Figure 12 shows the detection results of our proposed model and other real-time target detectors on different parts of the wheel hub, where (a) and (b) represent the spoke region, (c) and (d) represent the wheel core region, and (e) and (f) represent the rim region. The figure shows that for large-area defects in the spokes, our proposed model outperforms other models, which is attributed to the powerful feature integration and feature diffusion capabilities of MFDPN. For defects in the wheel core, the high background complexity makes defect identification difficult, leading to false positives and false negatives in other models. In contrast, our proposed model does not exhibit these issues, thanks to the excellent anti-interference capabilities of the CASAB module. For small defects in the rim, our proposed model still achieves better detection results, indicating that PConv convolution can significantly improve the model’s feature sensing ability for defect edges. These visualization analyses effectively verify that the proposed model has superior detection capabilities for defects in aluminum alloy wheel hubs.
To visually demonstrate the detection performance of our proposed model, we compared and analyzed the heatmaps of different real-time target detectors, as shown in Figure 13. Compared to the YOLO series models, our proposed model exhibits a higher response intensity to defect regions and a more coherent attention distribution, indicating a stronger ability to identify target defects. Compared to the Transformer series models, our proposed model shows a more concentrated attention distribution to defect regions and is less affected by complex backgrounds, indicating a higher focus intensity on defect regions and stronger anti-interference capabilities. In conclusion, our proposed model achieves optimal performance on the aluminum alloy wheel hub defect dataset.

5. Conclusions

This study addresses the poor detection performance of aluminum alloy wheel hubs due to low contrast between defects and background and the discrete distribution of defect shapes in images. A novel defect detection model for aluminum alloy wheels is proposed, with the following contributions: (1) Image preprocessing methods such as exposure fusion and high-frequency enhancement are employed to improve the contrast between defects and the background in the aluminum alloy wheel dataset. (2) The PConv module is used in the backbone network to significantly enhance the model’s feature extraction capabilities for discrete defect edges with extremely low parameter cost. (3) To achieve efficient integration of multi-scale features across modules and improve the model’s feature integration capabilities for discrete defects, an innovative Mamba-based MFDPN structure is proposed.
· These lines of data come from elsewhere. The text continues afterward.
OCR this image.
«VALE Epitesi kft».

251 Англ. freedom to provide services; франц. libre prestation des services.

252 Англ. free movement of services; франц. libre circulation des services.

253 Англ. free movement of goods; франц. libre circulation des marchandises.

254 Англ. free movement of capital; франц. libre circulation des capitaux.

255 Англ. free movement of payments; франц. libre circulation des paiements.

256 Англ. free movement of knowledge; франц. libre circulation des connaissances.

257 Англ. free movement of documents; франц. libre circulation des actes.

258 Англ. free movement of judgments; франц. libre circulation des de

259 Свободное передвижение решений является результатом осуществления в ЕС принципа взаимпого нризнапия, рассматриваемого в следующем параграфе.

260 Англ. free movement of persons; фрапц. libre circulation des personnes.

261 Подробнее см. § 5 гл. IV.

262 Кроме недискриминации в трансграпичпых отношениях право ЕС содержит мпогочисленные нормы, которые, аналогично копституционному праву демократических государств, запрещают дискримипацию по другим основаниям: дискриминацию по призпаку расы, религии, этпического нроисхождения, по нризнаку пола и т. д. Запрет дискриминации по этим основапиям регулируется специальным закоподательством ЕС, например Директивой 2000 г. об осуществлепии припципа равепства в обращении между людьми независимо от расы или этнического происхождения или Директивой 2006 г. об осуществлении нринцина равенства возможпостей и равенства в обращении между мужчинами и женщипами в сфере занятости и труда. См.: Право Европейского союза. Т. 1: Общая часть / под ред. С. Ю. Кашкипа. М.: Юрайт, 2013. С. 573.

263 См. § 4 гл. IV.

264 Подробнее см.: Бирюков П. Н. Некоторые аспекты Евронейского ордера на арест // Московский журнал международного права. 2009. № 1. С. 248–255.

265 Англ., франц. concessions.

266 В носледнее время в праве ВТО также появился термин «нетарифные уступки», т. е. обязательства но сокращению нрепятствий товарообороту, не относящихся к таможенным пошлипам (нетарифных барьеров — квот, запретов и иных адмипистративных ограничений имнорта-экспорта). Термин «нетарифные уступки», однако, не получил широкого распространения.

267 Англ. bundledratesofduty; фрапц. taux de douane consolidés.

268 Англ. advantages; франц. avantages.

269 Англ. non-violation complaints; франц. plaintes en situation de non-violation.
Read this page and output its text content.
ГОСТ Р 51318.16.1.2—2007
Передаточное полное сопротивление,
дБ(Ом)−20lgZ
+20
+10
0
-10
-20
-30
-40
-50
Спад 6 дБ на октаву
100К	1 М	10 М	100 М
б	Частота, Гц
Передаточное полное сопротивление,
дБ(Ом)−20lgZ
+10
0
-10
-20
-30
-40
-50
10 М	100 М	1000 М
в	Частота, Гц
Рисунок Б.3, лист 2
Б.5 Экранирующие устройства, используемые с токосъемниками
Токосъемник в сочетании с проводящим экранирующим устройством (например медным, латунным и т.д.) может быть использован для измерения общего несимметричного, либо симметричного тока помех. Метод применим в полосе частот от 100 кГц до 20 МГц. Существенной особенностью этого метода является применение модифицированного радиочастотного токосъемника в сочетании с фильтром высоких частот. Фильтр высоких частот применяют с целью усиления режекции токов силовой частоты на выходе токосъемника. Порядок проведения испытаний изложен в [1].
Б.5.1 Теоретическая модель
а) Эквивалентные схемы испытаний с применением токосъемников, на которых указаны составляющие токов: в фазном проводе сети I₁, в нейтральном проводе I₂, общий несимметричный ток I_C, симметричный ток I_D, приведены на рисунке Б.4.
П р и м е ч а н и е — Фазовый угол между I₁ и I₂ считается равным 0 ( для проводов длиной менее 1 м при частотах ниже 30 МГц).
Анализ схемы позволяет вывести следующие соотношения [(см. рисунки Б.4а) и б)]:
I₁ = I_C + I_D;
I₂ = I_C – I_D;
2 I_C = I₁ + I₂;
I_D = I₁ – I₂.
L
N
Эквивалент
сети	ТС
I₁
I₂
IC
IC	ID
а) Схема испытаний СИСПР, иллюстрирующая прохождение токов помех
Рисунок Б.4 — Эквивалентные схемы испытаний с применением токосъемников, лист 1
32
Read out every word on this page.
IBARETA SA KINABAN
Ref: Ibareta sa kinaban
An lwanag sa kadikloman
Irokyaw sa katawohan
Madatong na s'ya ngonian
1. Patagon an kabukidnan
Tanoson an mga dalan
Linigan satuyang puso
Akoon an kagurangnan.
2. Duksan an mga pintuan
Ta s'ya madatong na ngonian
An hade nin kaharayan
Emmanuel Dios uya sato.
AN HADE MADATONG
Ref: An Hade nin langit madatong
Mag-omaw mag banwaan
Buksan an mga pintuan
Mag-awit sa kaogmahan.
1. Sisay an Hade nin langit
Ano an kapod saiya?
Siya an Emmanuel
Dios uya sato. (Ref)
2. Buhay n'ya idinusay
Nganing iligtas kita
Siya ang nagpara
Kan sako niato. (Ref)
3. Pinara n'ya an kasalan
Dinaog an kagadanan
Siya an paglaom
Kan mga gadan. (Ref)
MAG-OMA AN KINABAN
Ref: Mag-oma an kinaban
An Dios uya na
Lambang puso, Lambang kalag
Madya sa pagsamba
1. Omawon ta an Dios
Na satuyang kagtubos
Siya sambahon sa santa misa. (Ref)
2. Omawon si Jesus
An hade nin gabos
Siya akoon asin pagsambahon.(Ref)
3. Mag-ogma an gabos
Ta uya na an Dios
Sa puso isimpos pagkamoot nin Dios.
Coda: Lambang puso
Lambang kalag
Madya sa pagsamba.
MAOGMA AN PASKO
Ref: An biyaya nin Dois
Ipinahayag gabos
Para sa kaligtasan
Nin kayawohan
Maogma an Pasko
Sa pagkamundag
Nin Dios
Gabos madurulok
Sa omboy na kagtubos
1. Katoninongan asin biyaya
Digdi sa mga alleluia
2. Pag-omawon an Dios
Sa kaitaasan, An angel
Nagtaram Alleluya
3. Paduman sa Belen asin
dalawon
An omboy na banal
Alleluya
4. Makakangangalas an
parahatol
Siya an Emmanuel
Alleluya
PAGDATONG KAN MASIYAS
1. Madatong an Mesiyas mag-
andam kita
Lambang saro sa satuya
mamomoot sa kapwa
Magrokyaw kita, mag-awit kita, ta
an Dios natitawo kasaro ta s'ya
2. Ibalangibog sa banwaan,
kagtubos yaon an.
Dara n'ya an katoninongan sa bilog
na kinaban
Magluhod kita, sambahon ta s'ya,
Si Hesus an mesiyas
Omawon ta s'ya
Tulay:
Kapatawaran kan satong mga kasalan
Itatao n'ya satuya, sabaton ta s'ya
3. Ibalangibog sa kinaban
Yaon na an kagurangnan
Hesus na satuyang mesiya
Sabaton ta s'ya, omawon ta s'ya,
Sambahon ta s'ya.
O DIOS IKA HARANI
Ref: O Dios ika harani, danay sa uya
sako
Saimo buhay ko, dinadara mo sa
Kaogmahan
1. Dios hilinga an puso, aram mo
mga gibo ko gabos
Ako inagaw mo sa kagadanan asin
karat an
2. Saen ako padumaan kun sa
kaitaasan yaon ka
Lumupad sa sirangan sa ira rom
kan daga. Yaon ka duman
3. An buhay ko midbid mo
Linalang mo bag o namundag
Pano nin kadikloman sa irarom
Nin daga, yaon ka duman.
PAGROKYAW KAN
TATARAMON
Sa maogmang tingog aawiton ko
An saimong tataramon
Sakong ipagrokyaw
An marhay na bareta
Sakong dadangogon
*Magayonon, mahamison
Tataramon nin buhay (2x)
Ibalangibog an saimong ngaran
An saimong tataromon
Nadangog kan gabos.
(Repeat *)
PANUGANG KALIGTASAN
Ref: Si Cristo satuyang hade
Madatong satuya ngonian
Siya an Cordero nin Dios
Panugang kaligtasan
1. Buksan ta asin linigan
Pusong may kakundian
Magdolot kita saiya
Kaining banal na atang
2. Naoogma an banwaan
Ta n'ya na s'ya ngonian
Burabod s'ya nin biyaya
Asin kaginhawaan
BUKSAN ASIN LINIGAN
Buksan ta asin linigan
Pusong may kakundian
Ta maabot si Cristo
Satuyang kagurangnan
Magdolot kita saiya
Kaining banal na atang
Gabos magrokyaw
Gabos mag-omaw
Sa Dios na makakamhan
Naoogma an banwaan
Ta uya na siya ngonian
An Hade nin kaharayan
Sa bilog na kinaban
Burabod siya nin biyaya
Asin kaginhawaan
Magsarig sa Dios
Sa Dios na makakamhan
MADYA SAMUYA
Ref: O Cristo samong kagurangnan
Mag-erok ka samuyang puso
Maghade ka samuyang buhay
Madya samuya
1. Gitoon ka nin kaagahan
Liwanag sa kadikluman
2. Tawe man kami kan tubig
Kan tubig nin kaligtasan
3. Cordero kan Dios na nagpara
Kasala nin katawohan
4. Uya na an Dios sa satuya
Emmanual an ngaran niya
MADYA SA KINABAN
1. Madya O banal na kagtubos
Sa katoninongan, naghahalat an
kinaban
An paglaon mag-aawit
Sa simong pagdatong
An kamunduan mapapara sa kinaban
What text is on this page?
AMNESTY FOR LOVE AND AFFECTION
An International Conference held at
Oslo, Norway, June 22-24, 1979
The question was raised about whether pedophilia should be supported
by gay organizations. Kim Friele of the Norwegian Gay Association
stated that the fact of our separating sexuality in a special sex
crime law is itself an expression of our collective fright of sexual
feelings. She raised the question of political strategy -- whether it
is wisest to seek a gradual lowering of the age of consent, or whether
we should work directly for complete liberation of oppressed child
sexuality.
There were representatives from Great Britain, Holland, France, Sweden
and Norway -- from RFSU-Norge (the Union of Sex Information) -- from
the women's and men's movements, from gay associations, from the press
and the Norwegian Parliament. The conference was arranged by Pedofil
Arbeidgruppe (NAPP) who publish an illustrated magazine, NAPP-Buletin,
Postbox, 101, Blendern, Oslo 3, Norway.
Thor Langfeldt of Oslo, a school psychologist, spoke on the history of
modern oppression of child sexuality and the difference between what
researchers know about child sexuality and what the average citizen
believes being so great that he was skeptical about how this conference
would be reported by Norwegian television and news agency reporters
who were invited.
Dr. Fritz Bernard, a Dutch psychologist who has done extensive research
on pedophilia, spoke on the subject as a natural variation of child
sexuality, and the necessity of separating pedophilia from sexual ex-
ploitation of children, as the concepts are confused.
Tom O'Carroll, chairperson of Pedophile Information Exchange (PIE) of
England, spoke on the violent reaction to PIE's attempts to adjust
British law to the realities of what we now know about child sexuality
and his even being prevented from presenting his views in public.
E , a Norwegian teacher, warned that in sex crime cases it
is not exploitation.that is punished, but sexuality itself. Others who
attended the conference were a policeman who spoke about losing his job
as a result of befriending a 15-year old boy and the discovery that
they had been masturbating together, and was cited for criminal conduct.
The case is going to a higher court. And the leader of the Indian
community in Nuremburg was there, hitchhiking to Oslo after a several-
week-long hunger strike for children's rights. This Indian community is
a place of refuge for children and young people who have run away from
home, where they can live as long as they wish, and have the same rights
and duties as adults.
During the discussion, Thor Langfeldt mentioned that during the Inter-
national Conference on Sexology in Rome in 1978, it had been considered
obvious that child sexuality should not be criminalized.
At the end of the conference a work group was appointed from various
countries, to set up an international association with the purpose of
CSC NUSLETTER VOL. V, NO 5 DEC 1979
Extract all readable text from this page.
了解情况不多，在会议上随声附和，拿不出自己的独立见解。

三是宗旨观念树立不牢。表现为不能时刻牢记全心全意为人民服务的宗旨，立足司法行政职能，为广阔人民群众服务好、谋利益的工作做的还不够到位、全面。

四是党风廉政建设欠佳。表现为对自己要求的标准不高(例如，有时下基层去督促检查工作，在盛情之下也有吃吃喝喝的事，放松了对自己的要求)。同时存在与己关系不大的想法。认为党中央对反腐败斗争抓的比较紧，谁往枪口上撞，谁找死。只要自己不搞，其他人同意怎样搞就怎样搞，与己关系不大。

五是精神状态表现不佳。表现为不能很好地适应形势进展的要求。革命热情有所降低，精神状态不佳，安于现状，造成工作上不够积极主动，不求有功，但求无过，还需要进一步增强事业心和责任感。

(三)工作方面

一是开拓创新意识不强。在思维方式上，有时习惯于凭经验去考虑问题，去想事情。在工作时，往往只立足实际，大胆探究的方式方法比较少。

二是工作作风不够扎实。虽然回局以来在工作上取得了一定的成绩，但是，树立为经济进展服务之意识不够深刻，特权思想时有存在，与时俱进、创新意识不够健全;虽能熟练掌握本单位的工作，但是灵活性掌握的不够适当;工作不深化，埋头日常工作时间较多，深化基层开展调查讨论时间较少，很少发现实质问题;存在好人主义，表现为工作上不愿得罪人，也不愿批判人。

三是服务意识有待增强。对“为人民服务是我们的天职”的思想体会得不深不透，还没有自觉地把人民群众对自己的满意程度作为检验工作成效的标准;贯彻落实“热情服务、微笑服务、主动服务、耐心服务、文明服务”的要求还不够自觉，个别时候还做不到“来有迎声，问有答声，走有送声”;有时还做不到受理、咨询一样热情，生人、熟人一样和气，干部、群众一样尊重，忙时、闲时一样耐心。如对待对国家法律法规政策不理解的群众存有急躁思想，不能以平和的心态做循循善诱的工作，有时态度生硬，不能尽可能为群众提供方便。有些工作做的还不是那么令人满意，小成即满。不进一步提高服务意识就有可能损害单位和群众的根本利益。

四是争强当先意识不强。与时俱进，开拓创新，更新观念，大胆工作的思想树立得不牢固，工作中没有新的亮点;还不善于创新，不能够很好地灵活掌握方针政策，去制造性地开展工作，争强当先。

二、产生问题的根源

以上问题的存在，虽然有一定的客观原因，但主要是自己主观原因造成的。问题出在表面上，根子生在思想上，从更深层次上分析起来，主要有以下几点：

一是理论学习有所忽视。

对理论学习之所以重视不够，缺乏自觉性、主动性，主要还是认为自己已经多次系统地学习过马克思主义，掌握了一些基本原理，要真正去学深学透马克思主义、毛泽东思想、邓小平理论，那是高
This structure promotes extensive interaction and diffusion of multi-scale information across different feature layers in the encoder, effectively mitigating information loss due to scale differences in traditional pyramid networks and significantly improving the feature aggregation capabilities of the network’s fusion layers. (4) The CASAB module is introduced to improve the model’s resistance to interference from complex backgrounds and enhance detection accuracy. Finally, we systematically integrate the above structures to construct a novel target detection model for aluminum alloy wheel hub defect datasets. Extensive experimental analysis shows that the model proposed in this paper outperforms the current state-of-the-art real-time object detectors in several key metrics. Specifically, mAP50 is improved by 7.2% compared to the baseline model, and the detection accuracy for small, medium, and large objects is improved by 7.1%, 7.2%, and 7.1%, respectively. Recall is improved by 5%, and the FPS is 39. This meets the detection requirements of actual aluminum alloy wheel factories.
In engineering deployments, the model proposed in this paper can be integrated into industrial defect detection equipment terminals. By outputting high-quality defect detection data, it can effectively improve product quality, extend the service life of wheel hub structures, and provide strong support for intelligent manufacturing and critical infrastructure monitoring. While the model presented in this paper demonstrates significant advantages in aluminum alloy wheel hub defect detection, it still has certain limitations: First, the framework only supports two-dimensional ray image processing and has not yet effectively learned three-dimensional defect data features, making it difficult to accurately capture the depth distribution and spatial morphology of defects inside the wheel hub; second, the current implementation has not been extended to multimodal processing, lacking cross-modal analysis with technologies such as infrared thermal imaging and ultrasonic detection, and failing to integrate the advantages of different detection technologies to achieve complementary and verified defect information. In future research work, a three-dimensional convolutional network will be introduced to expand the existing model’s three-dimensional feature learning capability, in order to accurately restore the spatial position, depth and volume information of defects. We will also focus on providing more comprehensive data support for the strength assessment of wheel hub structures; integrating X-ray, infrared thermal imaging and ultrasonic testing data; designing a cross-modal feature fusion module to improve the detection accuracy of complex defects; and further expanding the application value of the model in intelligent manufacturing scenarios.

Author Contributions

Conceptualization, J.Y., P.C. and M.W.; methodology, J.Y.; validation, J.Y., P.C. and M.W.; formal analysis, J.Y. and P.C.; investigation, J.Y. and P.C.; writing—original draft preparation, J.Y.; writing—review and editing, J.Y.; visualization, J.Y.; supervision, M.W.; project administration, M.W.; funding acquisition, M.W. All authors have read and agreed to the published version of the manuscript.

Funding

This research was funded by National Natural Science Foundation of China (Grant No. 61171177), National Key Scientific Instrument and Equipment Development Projects of China (Grant No. 2013YQ240803).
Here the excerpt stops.